Itijhad politik Al-Muwardi ini didasarkan pada bagaimana hubungan agama-politik pada zaman Nabi Muhammad maupun Khulafaurasyidin. Artinya, meskipun memiliki legitimasi secara agama maupun politik, dalam persoalan politik Nabi tetap menggunakan mekanisme syura (musyawarah) dan bay’at (pengangkatan dari rakyat). Pada titik ini persoalan fikih syariat seperti kewajiban syahadat, salat, zakat, puasa, dan haji adalah perkara mutlak.
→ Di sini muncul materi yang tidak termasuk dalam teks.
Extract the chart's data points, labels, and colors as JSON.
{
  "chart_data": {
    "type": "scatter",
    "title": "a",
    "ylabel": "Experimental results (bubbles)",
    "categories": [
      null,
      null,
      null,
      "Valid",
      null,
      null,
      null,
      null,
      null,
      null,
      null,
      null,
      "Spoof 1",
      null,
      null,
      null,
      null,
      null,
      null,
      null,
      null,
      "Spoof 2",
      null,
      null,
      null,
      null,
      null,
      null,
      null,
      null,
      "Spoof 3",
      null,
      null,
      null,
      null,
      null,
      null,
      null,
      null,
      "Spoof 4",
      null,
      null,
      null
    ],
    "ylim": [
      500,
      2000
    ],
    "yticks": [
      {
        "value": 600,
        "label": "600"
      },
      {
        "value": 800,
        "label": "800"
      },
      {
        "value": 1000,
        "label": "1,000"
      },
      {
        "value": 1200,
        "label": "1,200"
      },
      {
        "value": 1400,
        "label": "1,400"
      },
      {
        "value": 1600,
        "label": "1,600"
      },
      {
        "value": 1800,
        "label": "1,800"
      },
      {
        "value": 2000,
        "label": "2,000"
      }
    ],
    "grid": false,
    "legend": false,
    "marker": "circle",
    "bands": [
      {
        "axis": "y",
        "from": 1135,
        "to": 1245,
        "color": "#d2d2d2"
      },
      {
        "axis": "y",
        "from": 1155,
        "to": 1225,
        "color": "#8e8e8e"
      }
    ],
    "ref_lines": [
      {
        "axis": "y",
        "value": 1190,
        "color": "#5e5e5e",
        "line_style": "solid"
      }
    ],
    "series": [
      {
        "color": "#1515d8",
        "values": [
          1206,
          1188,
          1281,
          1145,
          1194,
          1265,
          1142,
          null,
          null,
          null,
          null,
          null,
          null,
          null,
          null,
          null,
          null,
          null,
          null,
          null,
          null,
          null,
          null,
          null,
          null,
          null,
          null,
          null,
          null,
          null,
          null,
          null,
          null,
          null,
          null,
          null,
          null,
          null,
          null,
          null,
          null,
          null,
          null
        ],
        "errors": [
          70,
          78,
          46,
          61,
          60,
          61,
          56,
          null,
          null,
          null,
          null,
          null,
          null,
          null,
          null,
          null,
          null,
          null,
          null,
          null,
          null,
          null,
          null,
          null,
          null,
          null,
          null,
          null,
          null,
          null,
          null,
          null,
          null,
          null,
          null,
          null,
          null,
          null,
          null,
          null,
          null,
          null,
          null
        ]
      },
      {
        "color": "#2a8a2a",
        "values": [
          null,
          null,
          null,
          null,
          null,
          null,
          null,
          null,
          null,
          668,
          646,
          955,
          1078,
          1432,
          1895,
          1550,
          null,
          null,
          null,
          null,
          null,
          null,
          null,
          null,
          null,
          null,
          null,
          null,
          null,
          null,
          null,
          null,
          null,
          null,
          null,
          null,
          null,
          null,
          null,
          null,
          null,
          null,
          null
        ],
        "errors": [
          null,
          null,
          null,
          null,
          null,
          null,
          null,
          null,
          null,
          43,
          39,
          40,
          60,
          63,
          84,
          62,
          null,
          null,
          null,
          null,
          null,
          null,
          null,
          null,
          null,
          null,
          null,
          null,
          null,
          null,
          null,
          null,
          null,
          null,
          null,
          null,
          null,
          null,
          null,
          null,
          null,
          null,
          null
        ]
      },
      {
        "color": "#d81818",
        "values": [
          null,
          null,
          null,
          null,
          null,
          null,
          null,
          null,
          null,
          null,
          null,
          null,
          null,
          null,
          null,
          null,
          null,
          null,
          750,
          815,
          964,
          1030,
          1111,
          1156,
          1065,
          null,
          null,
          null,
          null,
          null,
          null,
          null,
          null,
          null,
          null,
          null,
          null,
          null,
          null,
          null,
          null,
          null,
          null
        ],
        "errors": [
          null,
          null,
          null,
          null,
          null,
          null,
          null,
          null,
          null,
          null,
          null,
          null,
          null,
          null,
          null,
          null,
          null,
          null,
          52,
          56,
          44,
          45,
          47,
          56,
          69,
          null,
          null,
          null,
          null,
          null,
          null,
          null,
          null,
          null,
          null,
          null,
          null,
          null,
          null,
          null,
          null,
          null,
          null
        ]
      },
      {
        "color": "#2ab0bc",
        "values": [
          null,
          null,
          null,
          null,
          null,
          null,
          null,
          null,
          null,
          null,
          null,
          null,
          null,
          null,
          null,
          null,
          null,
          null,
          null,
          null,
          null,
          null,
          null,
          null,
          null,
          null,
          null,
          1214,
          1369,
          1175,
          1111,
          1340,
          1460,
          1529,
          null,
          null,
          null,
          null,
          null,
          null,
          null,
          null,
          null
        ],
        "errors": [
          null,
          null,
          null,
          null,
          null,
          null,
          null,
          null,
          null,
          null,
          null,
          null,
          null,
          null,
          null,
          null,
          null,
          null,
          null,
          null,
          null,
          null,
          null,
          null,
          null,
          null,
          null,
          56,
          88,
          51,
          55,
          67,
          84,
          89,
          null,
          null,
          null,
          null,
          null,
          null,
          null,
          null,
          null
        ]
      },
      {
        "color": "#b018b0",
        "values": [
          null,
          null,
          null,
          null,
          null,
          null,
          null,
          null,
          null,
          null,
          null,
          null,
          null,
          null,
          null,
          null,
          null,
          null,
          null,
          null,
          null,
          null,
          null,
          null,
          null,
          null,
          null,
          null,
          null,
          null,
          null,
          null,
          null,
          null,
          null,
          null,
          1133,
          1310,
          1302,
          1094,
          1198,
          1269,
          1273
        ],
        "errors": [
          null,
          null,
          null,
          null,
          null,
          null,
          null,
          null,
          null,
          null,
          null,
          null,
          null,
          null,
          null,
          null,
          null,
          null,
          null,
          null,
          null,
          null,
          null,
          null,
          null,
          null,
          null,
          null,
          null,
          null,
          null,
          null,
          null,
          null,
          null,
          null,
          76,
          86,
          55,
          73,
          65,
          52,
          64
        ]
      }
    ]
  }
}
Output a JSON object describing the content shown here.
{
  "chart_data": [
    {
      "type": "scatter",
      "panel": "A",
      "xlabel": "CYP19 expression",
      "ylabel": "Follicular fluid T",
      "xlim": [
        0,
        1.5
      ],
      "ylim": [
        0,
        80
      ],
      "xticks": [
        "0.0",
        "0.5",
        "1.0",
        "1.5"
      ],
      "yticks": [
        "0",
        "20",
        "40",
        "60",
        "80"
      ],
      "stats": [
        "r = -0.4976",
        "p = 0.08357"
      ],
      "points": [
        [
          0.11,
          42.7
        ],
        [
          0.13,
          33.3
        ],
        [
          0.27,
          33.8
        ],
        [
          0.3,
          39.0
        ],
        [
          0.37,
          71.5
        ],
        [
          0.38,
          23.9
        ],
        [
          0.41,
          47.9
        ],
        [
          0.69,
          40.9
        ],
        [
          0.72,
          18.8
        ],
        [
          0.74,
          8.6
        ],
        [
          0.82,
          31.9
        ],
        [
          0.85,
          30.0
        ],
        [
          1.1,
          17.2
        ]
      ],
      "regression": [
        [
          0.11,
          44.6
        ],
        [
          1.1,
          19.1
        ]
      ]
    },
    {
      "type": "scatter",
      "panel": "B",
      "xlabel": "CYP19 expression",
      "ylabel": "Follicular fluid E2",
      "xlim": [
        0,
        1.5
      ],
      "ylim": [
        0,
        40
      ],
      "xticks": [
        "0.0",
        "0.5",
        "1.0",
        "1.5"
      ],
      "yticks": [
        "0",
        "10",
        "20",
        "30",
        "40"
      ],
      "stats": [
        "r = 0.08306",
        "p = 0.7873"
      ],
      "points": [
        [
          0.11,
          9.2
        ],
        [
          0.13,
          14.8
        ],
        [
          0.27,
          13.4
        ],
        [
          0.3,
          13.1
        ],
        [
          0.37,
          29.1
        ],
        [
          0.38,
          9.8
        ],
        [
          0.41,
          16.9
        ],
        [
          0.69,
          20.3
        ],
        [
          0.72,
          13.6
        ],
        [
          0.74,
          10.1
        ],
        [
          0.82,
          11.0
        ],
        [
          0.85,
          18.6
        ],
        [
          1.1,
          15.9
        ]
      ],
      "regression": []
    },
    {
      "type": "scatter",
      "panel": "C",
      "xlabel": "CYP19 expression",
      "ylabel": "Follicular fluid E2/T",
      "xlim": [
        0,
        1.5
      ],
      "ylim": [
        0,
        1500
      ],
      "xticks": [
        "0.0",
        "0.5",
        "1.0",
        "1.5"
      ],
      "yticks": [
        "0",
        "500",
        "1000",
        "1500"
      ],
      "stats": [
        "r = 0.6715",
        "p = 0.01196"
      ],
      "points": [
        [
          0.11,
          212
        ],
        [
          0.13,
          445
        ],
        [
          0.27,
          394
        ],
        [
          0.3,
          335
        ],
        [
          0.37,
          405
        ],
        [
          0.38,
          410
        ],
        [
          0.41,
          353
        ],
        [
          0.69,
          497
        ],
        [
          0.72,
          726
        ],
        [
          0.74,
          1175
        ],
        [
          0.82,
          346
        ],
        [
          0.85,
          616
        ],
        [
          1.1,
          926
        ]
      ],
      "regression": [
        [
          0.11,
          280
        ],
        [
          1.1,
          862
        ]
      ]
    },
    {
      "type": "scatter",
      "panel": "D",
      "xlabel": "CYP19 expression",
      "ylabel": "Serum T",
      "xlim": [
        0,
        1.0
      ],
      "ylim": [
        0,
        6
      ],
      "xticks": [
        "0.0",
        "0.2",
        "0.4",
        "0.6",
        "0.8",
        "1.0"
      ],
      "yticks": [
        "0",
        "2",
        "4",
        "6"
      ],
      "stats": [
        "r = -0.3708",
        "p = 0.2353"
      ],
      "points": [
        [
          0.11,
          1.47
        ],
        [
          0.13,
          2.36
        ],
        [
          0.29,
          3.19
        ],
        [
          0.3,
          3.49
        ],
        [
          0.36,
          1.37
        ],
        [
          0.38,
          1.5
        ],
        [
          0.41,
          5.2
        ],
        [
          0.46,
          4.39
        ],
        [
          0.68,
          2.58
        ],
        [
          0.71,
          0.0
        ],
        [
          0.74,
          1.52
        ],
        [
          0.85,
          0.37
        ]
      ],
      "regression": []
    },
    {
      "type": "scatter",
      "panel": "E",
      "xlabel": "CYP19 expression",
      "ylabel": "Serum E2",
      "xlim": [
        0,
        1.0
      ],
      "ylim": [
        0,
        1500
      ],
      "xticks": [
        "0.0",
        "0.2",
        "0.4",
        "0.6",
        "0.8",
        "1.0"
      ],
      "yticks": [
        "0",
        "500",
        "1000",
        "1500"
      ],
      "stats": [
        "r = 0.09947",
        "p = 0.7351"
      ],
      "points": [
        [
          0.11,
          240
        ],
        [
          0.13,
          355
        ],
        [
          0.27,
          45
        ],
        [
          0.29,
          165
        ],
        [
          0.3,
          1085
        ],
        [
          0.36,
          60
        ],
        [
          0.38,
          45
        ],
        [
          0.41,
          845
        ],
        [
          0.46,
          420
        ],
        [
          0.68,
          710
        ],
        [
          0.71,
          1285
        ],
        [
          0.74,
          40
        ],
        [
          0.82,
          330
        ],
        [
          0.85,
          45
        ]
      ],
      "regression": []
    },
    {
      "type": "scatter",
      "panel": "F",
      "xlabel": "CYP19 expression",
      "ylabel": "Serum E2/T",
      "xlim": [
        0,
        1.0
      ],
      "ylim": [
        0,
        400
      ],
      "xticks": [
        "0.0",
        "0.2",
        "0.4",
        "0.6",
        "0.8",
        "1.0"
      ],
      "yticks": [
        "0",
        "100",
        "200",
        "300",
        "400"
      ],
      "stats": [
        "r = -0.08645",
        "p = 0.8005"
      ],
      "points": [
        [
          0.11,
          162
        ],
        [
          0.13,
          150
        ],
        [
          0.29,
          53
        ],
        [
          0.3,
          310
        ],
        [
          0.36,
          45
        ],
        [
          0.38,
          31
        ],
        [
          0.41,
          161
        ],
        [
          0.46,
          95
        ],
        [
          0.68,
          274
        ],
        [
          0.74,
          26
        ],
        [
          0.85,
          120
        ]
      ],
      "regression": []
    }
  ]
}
Sedangkan masalah politik adalah hal-hal yang bisa dinegosiasikan, bergerak dinamis dan fleksibel.
Istigasah adalah medium kultural dalam khasanah kehidupan NU yang menjembatani yang-syariat dan yang-siyasah.
Istigasah sendiri berasal dari kata “al-ghouts” yang berarti "pertolongan". Dengan mengikuti pola “istaf’ala” atau “istif’al” yang berarti "permintaan" atau "permohonan", istigasah kemudian diartikan sebagai usaha meminta pertolongan. Sama halnya dengan “ghufron” yang bermakna ampunan dengan pola “istif’al” yang kemudian diucapkan “istighfar”, yang berarti "memohon ampun".
Pada ritualnya, istigasah berisi zikir bersama dengan bacaan-bacaan yang sudah ditentukan. Zikir diawali dengan surat Al-Fatihah, bacaan istigfar, kalimat tauhid, bacaan selawat, kemudian bacaan zikir dilanjutkan dengan pembacaan Surat Yasiin. Baru kemudian dipungkasi dengan doa meminta pertolongan kepada Tuhan.
Prosesi ini biasanya berlangsung tak lebih dari satu jam. Baru setelahnya akan dilanjutkan dengan tausiyah dari ulama-ulama yang hadir. Sampai tahap inilah istigasah bisa dimasuki pembahasan-pembahasan umum. Dari persoalan ekonomi, sosial, sampai politik. Artinya, sekalipun istigasah digunakan sebagai nama acara, prosesi ini bisa hanya mukadimah dari acara yang “sebenarnya diagendakan”.
Kelenturan sesi tausiyah inilah yang memungkinkan istigasah menjadi terbuka untuk digunakan mengirimkan pesan-pesan siyasah, termasuk di antaranya urusan-urusan sekuler macam politik. Ini hal yang jamak dalam penyelenggaraan istigasah, terutama setelah "dirumuskan ulang" oleh Gus Dur.
Sebagai istigasah politik, acara yang menghadirkan Ahok kemarin tentu mesti dipandang secara politik. Klarifikasi dari PWNU Jakarta juga mesti dibaca dengan cara yang demikian. Sebuah peristiwa politik direspons secara politik juga.